Cliff Dwelling, Uranium Mine and Black Powder
In the mid-1960s, in my
late twenties, I was often the lead guide for youth groups on the Colorado
River outside of Moab, Utah. The stretch of river was simply known as the
Daily section and started approximately thirty miles upriver from Moab. In
those days we would run multiple day trips on this section, which meant we had
a lot of time to kill before getting into camp in the early afternoon.
A
favorite stop for swimming, cliff diving and cliff jumping was just below Dewey
Bridge, a wooden bridge constructed in 1916 to provide a link between Moab,
Utah, and Grand Junction, Colorado.

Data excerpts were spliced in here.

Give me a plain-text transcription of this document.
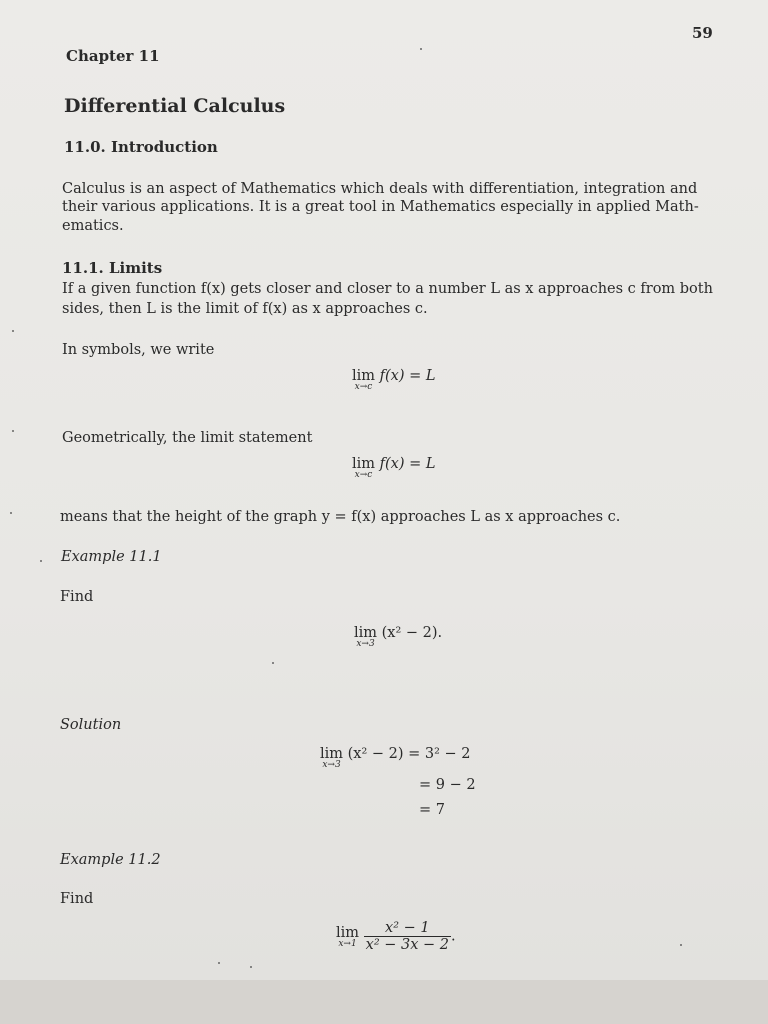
59
Chapter 11
Differential Calculus
11.0. Introduction
Calculus is an aspect of Mathematics which deals with differentiation, integration and
their various applications. It is a great tool in Mathematics especially in applied Math-
ematics.
11.1. Limits
If a given function f(x) gets closer and closer to a number L as x approaches c from both
sides, then L is the limit of f(x) as x approaches c.
In symbols, we write
lim
x→c
f(x) = L
Geometrically, the limit statement
lim
x→c
f(x) = L
means that the height of the graph y = f(x) approaches L as x approaches c.
Example 11.1
Find
lim
x→3
(x² − 2).
Solution
lim
x→3
(x² − 2) = 3² − 2
= 9 − 2
= 7
Example 11.2
Find
lim
x→1
$\frac{\text{x² − 1}}{\text{x² − 3x − 2}}$ .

At the time of its construction, it
was the longest suspension bridge west of the Mississippi River.
Unfortunately, it met its demise in 2008 when a brush fire, started by a
young boy playing with matches, burned it to the ground, in this case, into the
river.
On one trip, after
playing in the water for a while, I proposed to the group that we explore a
side canyon that channeled flood waters into the river where we were stopped.
They were game, so off we went. I had never been in this canyon
before and had no idea where it went or what we would find.
Small
cottonwood trees and willows lined the dry streambed, and it was obvious from
rusted barbed wire fences that we passed over and under that the canyon had, at
one time in the past, been open to cattle grazing. The farther we hiked,
the steeper became the grade, until we were climbing small ledges above water
pour-offs that formed shallow pools of stagnant water in the sand.
A mile up the canyon,
the terrain opened up, and we found several primitive roads that were suitable
only for four-wheel Jeep travel. Off to the right were several expansive
cliff overhangs that we thought might contain Indian cliff dwellings, so we
went to explore. At the base of the cliff, perhaps a hundred feet above
us, was a substantial ledge accessible only by scrambling over rock debris that
had once formed the face of the ledge. A path up to the ledge wasn’t
obvious, but we persisted and finally obtained the rim of the ledge and
clamored over the last obstacle to stand upright on the sandy floor of the
ledge. It was, indeed, a cliff dwelling.